Niet elk Apple-apparaat kan trouwens overweg met Apple Intelligence. Voor iPhones geldt dat alleen de iPhone 15 Pro, 15 Pro Max, de hele iPhone 16-serie en uiteraard de nieuwste 17-serie worden ondersteund. Op iPads en Macs is een M-chip vereist: minimaal een M1 dus. Draait je toestel wel iOS 26 of macOS 26, maar heeft het oudere hardware, dan val je helaas buiten de boot.

©Apple

Europa stelt extra eisen

Dat Apple hier later start, komt door de Digital Markets Act. Deze Europese wet verplicht grote techbedrijven transparanter te zijn over datagebruik. Apple moest zijn AI-platform daarom aanpassen met strengere privacyregels en een opt-in model voor functies zoals de koppeling met ChatGPT. In de VS konden gebruikers dus eerder aan de slag.

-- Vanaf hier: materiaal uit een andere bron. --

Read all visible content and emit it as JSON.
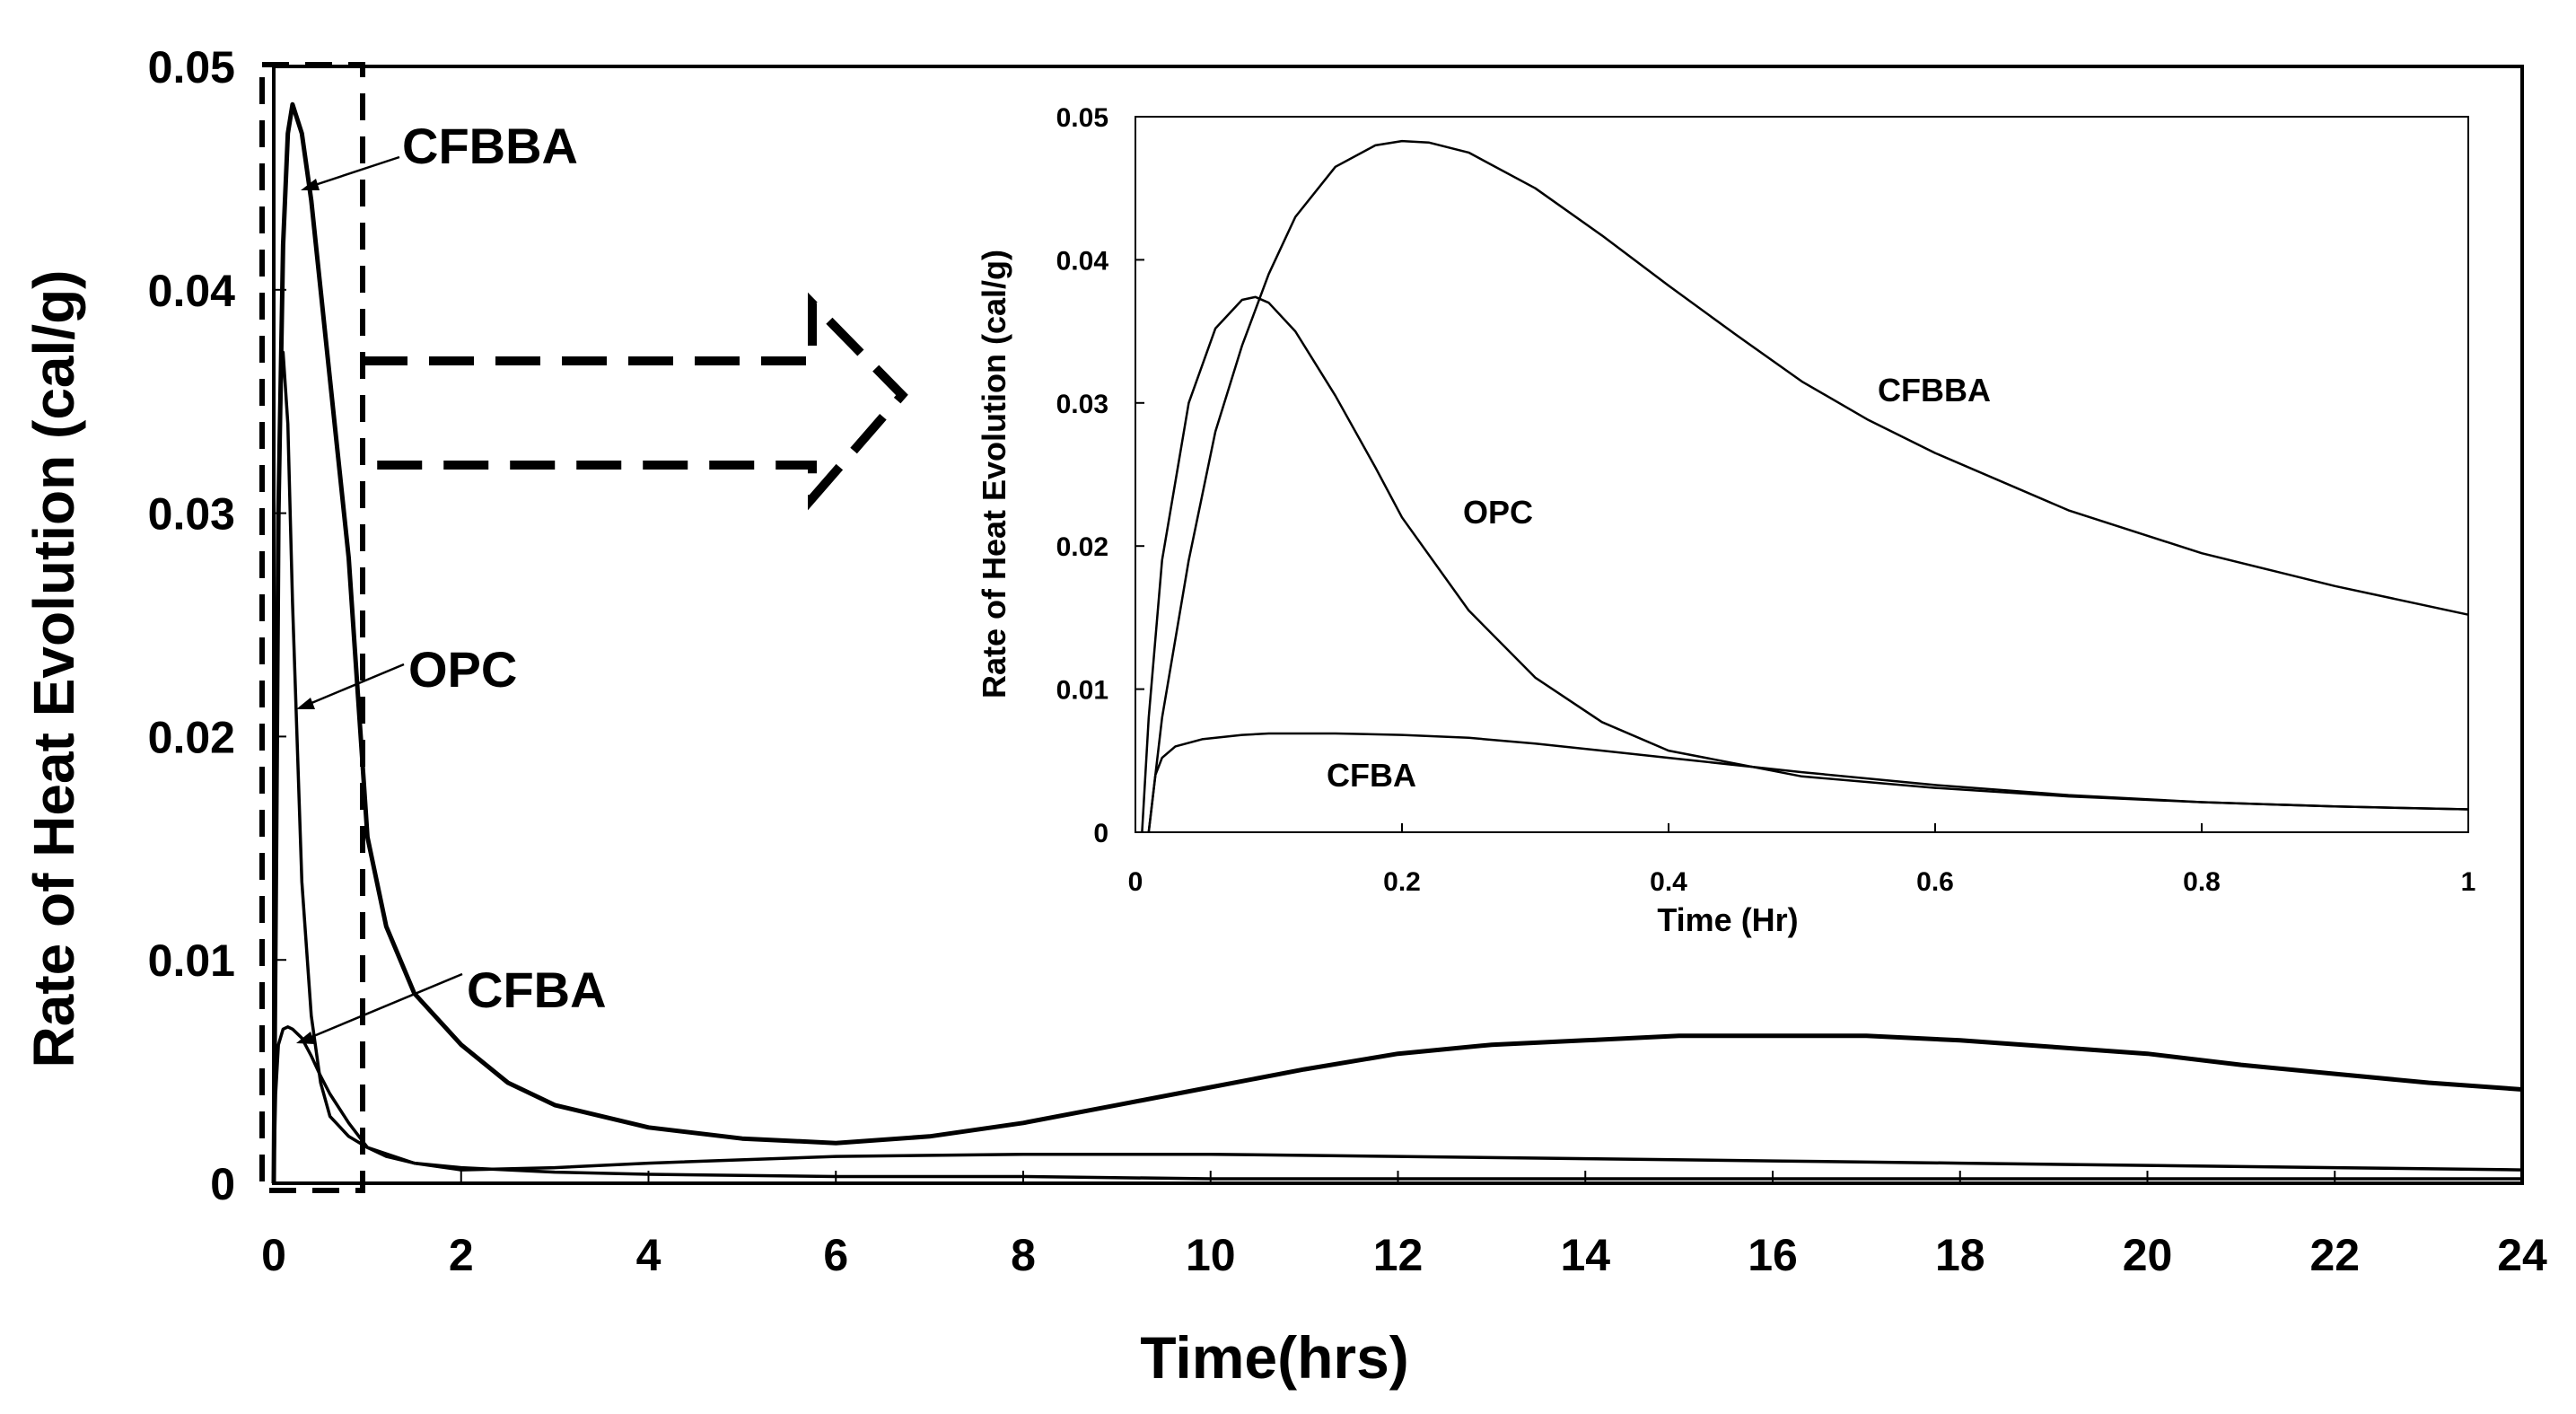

Met iOS 26.1, macOS 26.1 en watchOS 26.1 start Apple Intelligence eindelijk officieel in het Nederlands. Voorlopig nog in de developer- en public bèta, later dit najaar in de definitieve versie. Het vraagt recente hardware en niet elke functie is hier meteen beschikbaar. Maar dit is wel de stap waarop veel Nederlandse Apple-fans hebben gewacht: kunstmatige intelligentie die naadloos in je iPhone en Mac zit, en eindelijk ook in je eigen taal.